(currently only Levenshtein distance is computed, no edit scripts)
Here n denotes the total length of the inputs and d the Levenshtein distance between them.
Three algorithms are implemented:
- the classic O(n^2) dynamic programming algorithm
- Myers' O(nd) greedy search, this one is used in practice (e.g. in GNU diff)
- An O(n+d^2) algorithm which improves on the previous one by skipping common substrings in constant time. This relies on the suffix and LCP arrays and an RMQ structure on the latter. The constant factors are terrible.
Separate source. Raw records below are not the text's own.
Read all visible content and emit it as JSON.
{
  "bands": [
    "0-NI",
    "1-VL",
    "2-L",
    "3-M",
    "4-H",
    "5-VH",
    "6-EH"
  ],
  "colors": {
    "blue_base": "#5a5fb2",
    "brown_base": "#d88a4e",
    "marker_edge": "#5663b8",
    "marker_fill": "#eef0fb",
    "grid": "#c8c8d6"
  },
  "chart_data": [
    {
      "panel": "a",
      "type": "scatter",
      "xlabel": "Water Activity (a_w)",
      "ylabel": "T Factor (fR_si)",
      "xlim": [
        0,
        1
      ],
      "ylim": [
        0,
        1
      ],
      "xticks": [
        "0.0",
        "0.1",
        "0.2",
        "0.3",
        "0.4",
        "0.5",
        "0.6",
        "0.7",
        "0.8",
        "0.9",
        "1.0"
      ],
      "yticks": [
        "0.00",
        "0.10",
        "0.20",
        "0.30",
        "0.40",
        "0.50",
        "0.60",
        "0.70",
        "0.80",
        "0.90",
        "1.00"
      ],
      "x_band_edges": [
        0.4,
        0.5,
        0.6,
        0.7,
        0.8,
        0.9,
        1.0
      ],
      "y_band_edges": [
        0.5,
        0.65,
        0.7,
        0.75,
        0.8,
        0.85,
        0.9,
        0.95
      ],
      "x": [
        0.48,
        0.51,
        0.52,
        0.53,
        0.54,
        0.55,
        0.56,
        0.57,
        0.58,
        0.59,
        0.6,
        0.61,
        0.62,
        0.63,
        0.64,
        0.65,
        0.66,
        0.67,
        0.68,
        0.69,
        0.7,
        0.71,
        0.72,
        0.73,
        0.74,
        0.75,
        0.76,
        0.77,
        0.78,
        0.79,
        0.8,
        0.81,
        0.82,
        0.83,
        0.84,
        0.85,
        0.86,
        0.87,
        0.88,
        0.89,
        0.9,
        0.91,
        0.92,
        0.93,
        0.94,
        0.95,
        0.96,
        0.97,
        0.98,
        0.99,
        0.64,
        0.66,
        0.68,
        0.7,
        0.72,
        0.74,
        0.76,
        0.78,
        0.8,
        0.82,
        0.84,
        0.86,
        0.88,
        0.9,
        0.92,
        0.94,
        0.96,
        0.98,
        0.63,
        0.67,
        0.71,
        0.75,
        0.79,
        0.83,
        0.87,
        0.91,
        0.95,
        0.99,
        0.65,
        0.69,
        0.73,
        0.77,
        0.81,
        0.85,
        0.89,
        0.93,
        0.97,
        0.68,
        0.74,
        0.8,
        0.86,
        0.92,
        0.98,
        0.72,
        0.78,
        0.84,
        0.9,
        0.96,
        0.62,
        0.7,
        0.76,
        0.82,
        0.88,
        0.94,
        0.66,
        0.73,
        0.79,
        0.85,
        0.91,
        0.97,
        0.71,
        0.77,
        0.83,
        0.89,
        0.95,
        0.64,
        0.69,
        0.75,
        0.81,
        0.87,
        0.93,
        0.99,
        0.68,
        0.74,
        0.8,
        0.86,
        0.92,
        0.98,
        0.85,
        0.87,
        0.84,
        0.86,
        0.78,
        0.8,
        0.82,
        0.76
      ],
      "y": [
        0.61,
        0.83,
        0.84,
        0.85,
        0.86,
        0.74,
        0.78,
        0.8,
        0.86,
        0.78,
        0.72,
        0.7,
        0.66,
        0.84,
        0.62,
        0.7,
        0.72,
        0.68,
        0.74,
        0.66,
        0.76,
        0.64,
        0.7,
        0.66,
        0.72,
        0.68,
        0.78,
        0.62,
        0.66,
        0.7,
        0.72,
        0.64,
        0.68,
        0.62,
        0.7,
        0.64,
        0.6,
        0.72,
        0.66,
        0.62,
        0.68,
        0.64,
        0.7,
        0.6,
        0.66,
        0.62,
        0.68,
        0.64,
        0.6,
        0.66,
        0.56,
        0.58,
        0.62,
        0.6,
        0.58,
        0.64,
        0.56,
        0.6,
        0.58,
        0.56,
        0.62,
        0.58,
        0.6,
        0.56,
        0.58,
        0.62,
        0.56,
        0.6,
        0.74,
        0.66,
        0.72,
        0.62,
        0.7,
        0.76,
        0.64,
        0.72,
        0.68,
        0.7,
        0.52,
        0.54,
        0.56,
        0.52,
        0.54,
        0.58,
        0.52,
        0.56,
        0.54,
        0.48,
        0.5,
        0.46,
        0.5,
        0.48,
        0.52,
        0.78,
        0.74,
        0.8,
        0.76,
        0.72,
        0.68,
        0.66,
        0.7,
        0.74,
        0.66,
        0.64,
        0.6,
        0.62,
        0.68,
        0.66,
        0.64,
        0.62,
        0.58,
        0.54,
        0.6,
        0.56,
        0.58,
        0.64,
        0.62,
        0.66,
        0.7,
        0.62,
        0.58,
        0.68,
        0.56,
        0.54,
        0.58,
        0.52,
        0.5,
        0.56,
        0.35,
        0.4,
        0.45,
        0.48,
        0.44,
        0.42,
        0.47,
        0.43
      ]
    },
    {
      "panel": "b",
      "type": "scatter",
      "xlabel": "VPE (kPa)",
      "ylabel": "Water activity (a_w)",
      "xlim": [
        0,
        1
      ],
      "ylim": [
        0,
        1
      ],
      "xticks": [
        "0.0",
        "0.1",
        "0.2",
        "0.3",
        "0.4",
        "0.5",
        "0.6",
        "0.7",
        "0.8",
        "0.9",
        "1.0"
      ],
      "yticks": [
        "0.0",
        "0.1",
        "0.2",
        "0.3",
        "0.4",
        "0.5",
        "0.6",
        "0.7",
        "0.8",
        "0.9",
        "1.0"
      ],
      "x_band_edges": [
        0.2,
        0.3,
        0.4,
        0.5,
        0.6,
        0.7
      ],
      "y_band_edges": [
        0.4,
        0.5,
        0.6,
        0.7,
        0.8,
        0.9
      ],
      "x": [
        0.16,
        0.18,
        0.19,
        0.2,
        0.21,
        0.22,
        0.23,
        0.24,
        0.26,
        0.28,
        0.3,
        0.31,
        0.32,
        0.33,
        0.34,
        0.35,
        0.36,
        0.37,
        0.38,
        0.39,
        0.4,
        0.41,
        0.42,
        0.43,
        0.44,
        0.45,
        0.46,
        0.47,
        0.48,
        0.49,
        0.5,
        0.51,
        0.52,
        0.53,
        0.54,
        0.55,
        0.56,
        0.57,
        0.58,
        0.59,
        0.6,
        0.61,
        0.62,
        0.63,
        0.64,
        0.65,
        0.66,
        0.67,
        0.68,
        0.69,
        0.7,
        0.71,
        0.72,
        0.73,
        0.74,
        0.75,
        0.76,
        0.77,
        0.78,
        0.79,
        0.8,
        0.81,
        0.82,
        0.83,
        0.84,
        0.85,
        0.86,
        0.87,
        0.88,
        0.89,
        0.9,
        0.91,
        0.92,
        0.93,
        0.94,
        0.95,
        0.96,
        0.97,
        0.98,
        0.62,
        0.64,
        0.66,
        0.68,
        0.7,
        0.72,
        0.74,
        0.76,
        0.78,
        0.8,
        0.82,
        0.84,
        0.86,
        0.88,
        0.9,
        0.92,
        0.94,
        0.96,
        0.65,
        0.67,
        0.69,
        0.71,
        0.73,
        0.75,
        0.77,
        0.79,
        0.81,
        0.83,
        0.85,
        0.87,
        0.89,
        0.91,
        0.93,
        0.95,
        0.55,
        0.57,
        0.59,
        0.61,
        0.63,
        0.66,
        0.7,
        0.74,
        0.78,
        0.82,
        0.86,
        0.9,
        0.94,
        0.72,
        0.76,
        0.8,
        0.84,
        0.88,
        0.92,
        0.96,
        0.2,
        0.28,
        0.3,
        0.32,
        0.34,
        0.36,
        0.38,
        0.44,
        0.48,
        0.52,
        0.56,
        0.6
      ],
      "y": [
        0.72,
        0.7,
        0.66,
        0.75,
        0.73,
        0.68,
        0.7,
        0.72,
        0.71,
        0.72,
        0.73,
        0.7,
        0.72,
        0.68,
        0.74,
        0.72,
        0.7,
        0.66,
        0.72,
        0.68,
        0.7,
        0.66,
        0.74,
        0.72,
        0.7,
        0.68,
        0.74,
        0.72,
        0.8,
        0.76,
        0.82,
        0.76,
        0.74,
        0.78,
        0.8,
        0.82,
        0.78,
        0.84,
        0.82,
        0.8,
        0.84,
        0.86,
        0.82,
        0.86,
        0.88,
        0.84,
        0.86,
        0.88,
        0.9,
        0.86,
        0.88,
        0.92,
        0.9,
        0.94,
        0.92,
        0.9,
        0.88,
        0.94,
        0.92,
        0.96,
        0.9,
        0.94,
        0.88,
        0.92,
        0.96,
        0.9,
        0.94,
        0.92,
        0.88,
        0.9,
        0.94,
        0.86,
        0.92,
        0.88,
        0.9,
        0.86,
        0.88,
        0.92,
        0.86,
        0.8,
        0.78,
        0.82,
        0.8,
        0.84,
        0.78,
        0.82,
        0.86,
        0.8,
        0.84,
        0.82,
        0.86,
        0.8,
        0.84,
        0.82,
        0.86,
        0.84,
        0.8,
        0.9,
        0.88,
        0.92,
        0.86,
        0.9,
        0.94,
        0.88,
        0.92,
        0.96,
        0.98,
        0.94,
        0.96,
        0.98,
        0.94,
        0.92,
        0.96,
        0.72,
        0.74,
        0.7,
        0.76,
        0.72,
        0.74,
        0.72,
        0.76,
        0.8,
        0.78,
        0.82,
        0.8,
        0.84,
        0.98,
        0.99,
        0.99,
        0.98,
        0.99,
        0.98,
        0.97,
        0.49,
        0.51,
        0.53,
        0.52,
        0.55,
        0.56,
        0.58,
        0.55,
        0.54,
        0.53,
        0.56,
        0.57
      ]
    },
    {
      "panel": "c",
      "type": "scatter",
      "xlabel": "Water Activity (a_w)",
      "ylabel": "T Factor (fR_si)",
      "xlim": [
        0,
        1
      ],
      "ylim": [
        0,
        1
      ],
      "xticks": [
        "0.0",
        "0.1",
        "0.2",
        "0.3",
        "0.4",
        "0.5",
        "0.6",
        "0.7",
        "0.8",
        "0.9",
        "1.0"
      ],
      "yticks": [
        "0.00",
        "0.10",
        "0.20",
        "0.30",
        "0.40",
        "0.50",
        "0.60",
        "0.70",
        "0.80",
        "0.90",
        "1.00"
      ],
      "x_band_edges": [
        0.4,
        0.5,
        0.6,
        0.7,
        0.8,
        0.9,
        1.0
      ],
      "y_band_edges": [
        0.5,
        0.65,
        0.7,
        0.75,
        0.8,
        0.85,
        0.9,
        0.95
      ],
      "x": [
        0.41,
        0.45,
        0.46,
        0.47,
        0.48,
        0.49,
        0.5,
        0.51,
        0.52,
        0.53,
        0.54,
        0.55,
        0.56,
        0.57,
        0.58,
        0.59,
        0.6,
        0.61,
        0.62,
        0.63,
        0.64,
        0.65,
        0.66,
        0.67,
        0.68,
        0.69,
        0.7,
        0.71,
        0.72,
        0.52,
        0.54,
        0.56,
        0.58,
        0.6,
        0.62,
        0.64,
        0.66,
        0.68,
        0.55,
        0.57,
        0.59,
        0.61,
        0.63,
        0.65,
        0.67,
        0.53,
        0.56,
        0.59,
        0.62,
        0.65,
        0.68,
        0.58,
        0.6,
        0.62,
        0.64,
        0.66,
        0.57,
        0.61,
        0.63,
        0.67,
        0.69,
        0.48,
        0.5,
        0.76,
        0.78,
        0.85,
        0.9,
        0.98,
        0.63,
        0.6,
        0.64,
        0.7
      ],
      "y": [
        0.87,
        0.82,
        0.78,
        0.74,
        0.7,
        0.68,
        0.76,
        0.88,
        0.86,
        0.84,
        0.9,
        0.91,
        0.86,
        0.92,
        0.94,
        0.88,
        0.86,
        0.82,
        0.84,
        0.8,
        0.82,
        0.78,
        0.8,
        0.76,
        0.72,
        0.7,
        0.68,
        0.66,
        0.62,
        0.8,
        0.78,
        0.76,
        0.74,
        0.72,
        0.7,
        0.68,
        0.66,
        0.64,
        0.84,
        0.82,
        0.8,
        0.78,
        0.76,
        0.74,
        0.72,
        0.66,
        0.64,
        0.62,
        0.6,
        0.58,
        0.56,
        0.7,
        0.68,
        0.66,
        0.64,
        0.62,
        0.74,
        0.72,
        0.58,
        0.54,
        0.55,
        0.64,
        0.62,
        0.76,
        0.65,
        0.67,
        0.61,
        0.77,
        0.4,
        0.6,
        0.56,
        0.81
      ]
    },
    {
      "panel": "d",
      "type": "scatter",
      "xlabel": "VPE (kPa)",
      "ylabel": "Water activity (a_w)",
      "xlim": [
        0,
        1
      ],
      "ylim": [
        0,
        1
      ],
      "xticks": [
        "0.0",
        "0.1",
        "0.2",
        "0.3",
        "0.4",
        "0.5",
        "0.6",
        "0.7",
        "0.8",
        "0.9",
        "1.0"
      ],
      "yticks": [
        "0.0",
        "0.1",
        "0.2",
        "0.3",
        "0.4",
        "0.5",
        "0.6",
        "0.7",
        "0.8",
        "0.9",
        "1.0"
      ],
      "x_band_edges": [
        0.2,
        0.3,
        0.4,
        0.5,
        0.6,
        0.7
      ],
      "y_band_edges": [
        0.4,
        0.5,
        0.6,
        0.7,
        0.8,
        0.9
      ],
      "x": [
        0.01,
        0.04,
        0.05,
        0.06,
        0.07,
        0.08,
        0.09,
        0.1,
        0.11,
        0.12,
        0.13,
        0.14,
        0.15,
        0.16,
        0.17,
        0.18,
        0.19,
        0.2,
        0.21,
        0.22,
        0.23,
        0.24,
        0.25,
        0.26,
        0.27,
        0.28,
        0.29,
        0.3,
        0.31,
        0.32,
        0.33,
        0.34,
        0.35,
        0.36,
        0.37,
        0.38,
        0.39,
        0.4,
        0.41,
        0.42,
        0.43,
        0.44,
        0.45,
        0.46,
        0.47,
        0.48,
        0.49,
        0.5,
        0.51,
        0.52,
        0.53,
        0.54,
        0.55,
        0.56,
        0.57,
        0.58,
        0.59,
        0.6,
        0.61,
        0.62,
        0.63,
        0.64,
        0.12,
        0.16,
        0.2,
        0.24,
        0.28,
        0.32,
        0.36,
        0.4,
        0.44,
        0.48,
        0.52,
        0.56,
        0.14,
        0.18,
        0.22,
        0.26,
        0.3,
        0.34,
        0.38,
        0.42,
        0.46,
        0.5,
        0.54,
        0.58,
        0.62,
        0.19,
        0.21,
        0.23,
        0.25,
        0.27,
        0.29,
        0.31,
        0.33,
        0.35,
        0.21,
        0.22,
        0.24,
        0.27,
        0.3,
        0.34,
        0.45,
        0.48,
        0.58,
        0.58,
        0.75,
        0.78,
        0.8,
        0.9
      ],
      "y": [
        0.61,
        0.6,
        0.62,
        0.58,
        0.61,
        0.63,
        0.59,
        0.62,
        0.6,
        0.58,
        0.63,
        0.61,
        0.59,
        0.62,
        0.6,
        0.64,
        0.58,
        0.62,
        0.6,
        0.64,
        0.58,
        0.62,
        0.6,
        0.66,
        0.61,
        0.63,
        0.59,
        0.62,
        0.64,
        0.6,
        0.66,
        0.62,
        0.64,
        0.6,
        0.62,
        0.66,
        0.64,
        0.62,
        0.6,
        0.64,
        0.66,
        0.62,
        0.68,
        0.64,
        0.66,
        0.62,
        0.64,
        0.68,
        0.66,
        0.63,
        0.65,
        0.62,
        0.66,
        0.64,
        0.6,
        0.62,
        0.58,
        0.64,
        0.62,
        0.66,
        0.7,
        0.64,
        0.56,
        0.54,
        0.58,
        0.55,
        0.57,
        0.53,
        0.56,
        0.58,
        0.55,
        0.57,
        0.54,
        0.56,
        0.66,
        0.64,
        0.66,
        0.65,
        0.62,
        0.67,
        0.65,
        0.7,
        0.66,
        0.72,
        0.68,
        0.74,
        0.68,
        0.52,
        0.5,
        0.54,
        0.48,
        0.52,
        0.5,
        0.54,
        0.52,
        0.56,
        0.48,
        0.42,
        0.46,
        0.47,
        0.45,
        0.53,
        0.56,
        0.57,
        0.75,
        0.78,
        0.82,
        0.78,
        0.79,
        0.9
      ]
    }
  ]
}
This idea appears in (Myers, 1986) as well as (Landau and Vishkin, 1988).
See: An O(ND) Difference Algorithm and its Variations, Eugene W. Myers
Possible future work:
- The naive LCP computation in the O(nd) algorithm could most likely be micro-optimized
using techniques you would use for
strcmp
and the like: SIMD,rep
instructions, unrolling, eliding bounds checks (sentinel characters at the end...). - Building the suffix array and subsequent structures takes a long time. We don't need all the suffixes: We check the first few common characters naively anyway, as it's faster than an RMQ. Therefore, we could proceed naively until we encounter two suffixes that are in the partial suffix array. Difference cover sampling should work.
- UPDATE: See paper "Practical Performance of Space Efficient Data Structures for Longest Common Extensions".